Annals of Internal Medicine
- Discipline: Internal medicine
- Language: English
- Edited by: Christine Laine

Publication details
- Former names: Annals of Clinical Medicine, ACP Journal Club
- History: 1927–present
- Publisher: American College of Physicians (United States)
- Frequency: Weekly
- Open access: Hybrid
- Impact factor: 17.3 (2025)

Standard abbreviations
- ISO 4: Ann. Intern. Med.

Indexing
- CODEN: AIMEAS
- ISSN: 0003-4819 (print) 1539-3704 (web)
- LCCN: 43032966
- OCLC no.: 1481385

Links
- Journal homepage; Media resources; Information for authors;

= Annals of Internal Medicine =

American academic journal

Annals of Internal Medicine is an academic medical journal published by the American College of Physicians (ACP). It is one of the most widely cited and influential specialty medical journals in the world. Annals publishes content relevant to the field of internal medicine and related sub-specialties. Annals publishes a wide variety of original research, review articles, practice guidelines, and commentary relevant to clinical practice, health care delivery, public health, health care policy, medical education, ethics, and research methodology. In addition, the journal publishes personal narratives that convey the feeling and the art of medicine. Selected articles in the journal are freely available; these include patient-oriented content and Clinical Guidelines (and related reviews).

== Impact factor ==
The most recent (2025) Impact Factor for Annals of Internal Medicine is 17.3 (Clarivate Analytics). According to the new 2024 Journal Citations Reports, Annals remains the most often cited internal medicine journal.
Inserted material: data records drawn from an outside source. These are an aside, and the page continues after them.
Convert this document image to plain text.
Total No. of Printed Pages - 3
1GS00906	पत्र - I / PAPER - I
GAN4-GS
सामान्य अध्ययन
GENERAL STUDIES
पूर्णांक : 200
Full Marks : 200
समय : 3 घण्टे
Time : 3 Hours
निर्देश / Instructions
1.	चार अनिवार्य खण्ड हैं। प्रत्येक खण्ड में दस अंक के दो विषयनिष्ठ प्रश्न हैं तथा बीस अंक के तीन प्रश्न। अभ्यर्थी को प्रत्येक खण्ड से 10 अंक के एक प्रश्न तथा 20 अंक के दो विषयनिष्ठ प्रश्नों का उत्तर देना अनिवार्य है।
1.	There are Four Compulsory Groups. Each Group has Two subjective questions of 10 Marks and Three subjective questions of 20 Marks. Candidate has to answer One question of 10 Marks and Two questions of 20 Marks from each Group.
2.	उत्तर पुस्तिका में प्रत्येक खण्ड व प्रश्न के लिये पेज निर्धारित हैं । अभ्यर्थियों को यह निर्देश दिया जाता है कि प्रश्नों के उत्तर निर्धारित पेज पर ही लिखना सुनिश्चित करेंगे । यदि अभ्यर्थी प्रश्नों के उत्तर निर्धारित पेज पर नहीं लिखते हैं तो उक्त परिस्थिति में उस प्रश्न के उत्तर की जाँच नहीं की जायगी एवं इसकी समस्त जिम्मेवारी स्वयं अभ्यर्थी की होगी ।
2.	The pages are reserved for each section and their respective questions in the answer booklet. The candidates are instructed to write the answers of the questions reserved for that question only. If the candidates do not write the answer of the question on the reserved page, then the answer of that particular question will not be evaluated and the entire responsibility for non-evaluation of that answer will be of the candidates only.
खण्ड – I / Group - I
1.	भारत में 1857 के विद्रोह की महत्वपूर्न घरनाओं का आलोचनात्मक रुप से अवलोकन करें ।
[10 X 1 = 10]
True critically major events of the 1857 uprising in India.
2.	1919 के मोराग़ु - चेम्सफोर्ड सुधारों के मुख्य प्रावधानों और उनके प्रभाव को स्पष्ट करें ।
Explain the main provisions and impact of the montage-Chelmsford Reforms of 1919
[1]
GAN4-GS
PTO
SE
== Abstracting and indexing ==
The journal is abstracted and indexed in:

- Academic OneFile
- Academic Search
- BIOSIS Previews
- CAB Direct
- Chemical Abstracts
- CINAHL
- Current Contents – Clinical Medicine
- Current contents – Live Science
- Embase
- Global Health
- Index Medicus/MEDLINE/PubMed
- Science Citation Index
- Scopus
- Tropical Diseases Bulletin

== History ==
Annals of Internal Medicine was established in 1927. New content is published online weekly and a hard copy is published on the third Tuesday of each month. ACP previously produced two other journals. The Annals of Medicine was established in 1920 was discontinued by its publisher after a short run. The Annals of Clinical Medicine was renamed to the current title when the ACP took direct control and became publisher. Editors-in-chief have included Aldred Scott Warthin, Carl Weller, Maurice Pincoffs (1933–1960), Paul Clough, J. Russell Elkington (1960–1971), Edward Huth, Robert and Suzanne Fletcher, Frank Davidoff and Harold C. Sox. Peer review was introduced by Elkington. The current editor-in-chief is Christine Laine, MD, MPH, FACP. In May 2008, ACP Journal Club was merged into Annals of Internal Medicine as a monthly feature; previously it was a separate bimonthly journal.

== Notable Articles ==
Notable articles published in Annals of Internal Medicine include:
- In November 2020, the DANMASK-19 (Danish Study to Assess Face Masks for the Protection Against COVID-19 Infection) randomized controlled trial found that in a setting where mask wearing was uncommon, wearing a surgical mask did not reduce incident of SARS-CoV-2 infection compared with no mask recommendation.
- A nationwide cohort study from Statens Serum Institut researchers published in March 2019 found that measles, mumps, and rubella (MMR) vaccination does not increase the risk for autism, does not trigger autism in susceptible children, and is not associated with clustering of autism cases after vaccination.
- In July 2025, another nationwide cohort study from researchers at Statens Serum Institut did not find evidence supporting an increased risk for autoimmune, atopic or allergic, or neurodevelopmental disorders associated with early childhood exposure to aluminum-adsorbed vaccines.
  - On August 1, 2025, United States Secretary of Health and Human Services Robert F. Kennedy Jr., denounced the study and called for the journal to retract it. The journal's Editor-in-Chief, Christine Laine, MD, MPH, rejected his calls for retraction.
- A paper published by CDC researchers in March 2023 described national surveillance data detailing changes in the U.S. epidemiology of candida auris occurring from 2019 to 2021.
- In October 2018, the American College of Physicians (the journal's publisher) published a position paper in Annals of Internal Medicine describing firearm violence as a public health crisis and offered evidence-based strategies to reduce firearms-related injuries and deaths.
  - In response, the National Rifle Association shared a post on X mocking the paper and telling doctors to “stay in their lane.” Physicians and others in support of the position paper responded to the NRA's criticism, using the hashtag #ThisIsOurLane to express that gun violence is a public health issue.